Tuesday, October 19, 2010

Intro on Claims Based Authentication

I had a great opportunity to present a future state of authentication that can be adopted on many enterprise applications. Will try to explain some of the authentication related concepts and how that can help on enterprise applications.

If you have read/worked on Windows Identity Foundation or Single Sign on products like PING, you might have heard about claims based authentication. What does that mean? Why is it called claims based? How applications can get anything from this? These are some of common questions that I would try to explain here.
First of all let’s clear on what are some of the key concepts or words that you come across:

Identity - Set of attributes that describe a principal (e.g. an user) such as name,gender, age, email address, driving license number, group membership

If you look at above image, it shows different attributes describes a user/person.
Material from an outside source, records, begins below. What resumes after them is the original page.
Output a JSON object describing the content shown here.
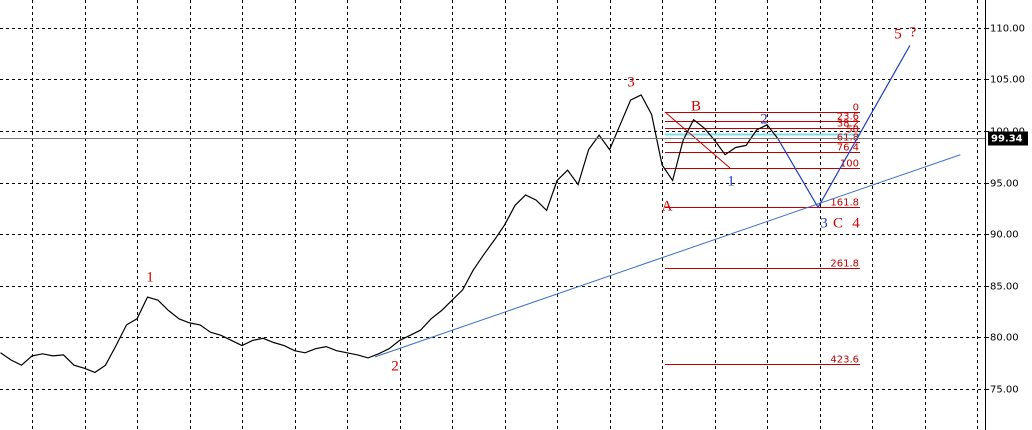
{
  "chart_data": {
    "type": "line",
    "x": [
      -6,
      -4,
      -2,
      0,
      2,
      4,
      6,
      8,
      10,
      12,
      14,
      16,
      18,
      20,
      22,
      24,
      26,
      28,
      30,
      32,
      34,
      36,
      38,
      40,
      42,
      44,
      46,
      48,
      50,
      52,
      54,
      56,
      58,
      60,
      62,
      64,
      66,
      68,
      70,
      72,
      74,
      76,
      78,
      80,
      82,
      84,
      86,
      88,
      90,
      92,
      94,
      96,
      98,
      100,
      102,
      104,
      106,
      108,
      110,
      112,
      114,
      116,
      118,
      120,
      122,
      124,
      126,
      128,
      130,
      132,
      134,
      136,
      138,
      140,
      142
    ],
    "series": [
      {
        "color": "#000000",
        "values": [
          78.5,
          77.8,
          77.3,
          78.2,
          78.4,
          78.2,
          78.3,
          77.3,
          77.0,
          76.6,
          77.3,
          79.2,
          81.2,
          81.8,
          83.9,
          83.6,
          82.6,
          81.8,
          81.4,
          81.2,
          80.5,
          80.2,
          79.7,
          79.2,
          79.7,
          79.9,
          79.5,
          79.2,
          78.7,
          78.5,
          78.9,
          79.1,
          78.7,
          78.5,
          78.3,
          78.0,
          78.4,
          78.9,
          79.7,
          80.2,
          80.7,
          81.8,
          82.6,
          83.6,
          84.6,
          86.5,
          88.0,
          89.4,
          90.9,
          92.8,
          93.8,
          93.3,
          92.3,
          95.2,
          96.2,
          94.8,
          98.2,
          99.6,
          98.2,
          100.6,
          103.0,
          103.5,
          101.6,
          96.7,
          95.2,
          99.1,
          101.1,
          100.3,
          99.1,
          97.7,
          98.4,
          98.6,
          100.1,
          100.6,
          99.3
        ]
      }
    ],
    "xlim": [
      -6.1,
      181.5
    ],
    "xticks": [
      0,
      10,
      20,
      30,
      40,
      50,
      60,
      70,
      80,
      90,
      100,
      110,
      120,
      130,
      140,
      150,
      160,
      170,
      180
    ],
    "ylim": [
      71.5,
      112.7
    ],
    "yticks": [
      {
        "value": 75,
        "label": "75.00"
      },
      {
        "value": 80,
        "label": "80.00"
      },
      {
        "value": 85,
        "label": "85.00"
      },
      {
        "value": 90,
        "label": "90.00"
      },
      {
        "value": 95,
        "label": "95.00"
      },
      {
        "value": 100,
        "label": "100.00"
      },
      {
        "value": 105,
        "label": "105.00"
      },
      {
        "value": 110,
        "label": "110.00"
      }
    ],
    "grid": true,
    "current_price": 99.34,
    "trendline": {
      "color": "#3a6fc4",
      "x": [
        65.3,
        176.8
      ],
      "values": [
        78.1,
        97.7
      ]
    },
    "projection": {
      "color": "#1f3fbf",
      "x": [
        142,
        149.7,
        167.2
      ],
      "values": [
        99.3,
        92.6,
        108.3
      ]
    },
    "fib_color": "#c00000",
    "fib_levels": [
      {
        "label": 0,
        "price": 101.85
      },
      {
        "label": 23.6,
        "price": 100.97
      },
      {
        "label": 38.2,
        "price": 100.3
      },
      {
        "label": 50,
        "price": 99.7
      },
      {
        "label": 61.8,
        "price": 98.9
      },
      {
        "label": 76.4,
        "price": 97.96
      },
      {
        "label": 100,
        "price": 96.4
      },
      {
        "label": 161.8,
        "price": 92.6
      },
      {
        "label": 261.8,
        "price": 86.7
      },
      {
        "label": 423.6,
        "price": 77.4
      }
    ],
    "wave_labels": [
      {
        "text": "1",
        "color": "#d00000"
      },
      {
        "text": "2",
        "color": "#d00000"
      },
      {
        "text": "3",
        "color": "#d00000"
      },
      {
        "text": "A",
        "color": "#d00000"
      },
      {
        "text": "B",
        "color": "#d00000"
      },
      {
        "text": "1",
        "color": "#1f3fbf"
      },
      {
        "text": "2",
        "color": "#1f3fbf"
      },
      {
        "text": "3",
        "color": "#1f3fbf"
      },
      {
        "text": "C",
        "color": "#d00000"
      },
      {
        "text": "4",
        "color": "#d00000"
      },
      {
        "text": "5",
        "color": "#d00000"
      },
      {
        "text": "?",
        "color": "#d00000"
      }
    ]
  }
}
Identity Provider – If you look at real life example and above image, who could be the Identity provider? It will be either any of Government office or any trusted agencies. E.g Passport office

Claims - An attribute about an identity issued by an authority.  Will explain in detail why it is called claim.

Relying party - Application that makes authorization decisions based on claims

Token - A token consists of a set of claims about the principal, and signed by an authority

So why are we calling attributes as claims not as attributes itself? Let’s look at a scenario below. 



If you look at above image, I can have identities on multiple identity providers. And the attributes could be completely different between them. As you can see on the image, age on govt records is 32 while on facebook is 18. As a relying party, if I have to decide based on these attributes, it’s just the Trust depends on scenario not on technical capability

So when I say, user has associated attributes from the identity provider, he is claiming that those are the attributes associated to him and valid. Its upto relying party to decide whether to trust the claims or not.
When the relying party requests the Identity provider to authenticate the user, it authenticates and provides all the user attributes as claims. The token will consist of all the claims that belong to the user. The Security Token Service would be responsible to authenticate the user and provide all the claims as a token.

Most of the authentication concepts on federated authentication, SAML, openID, Oauth are all based on claims. I will try to explain each of them in coming days and how they are different from each other.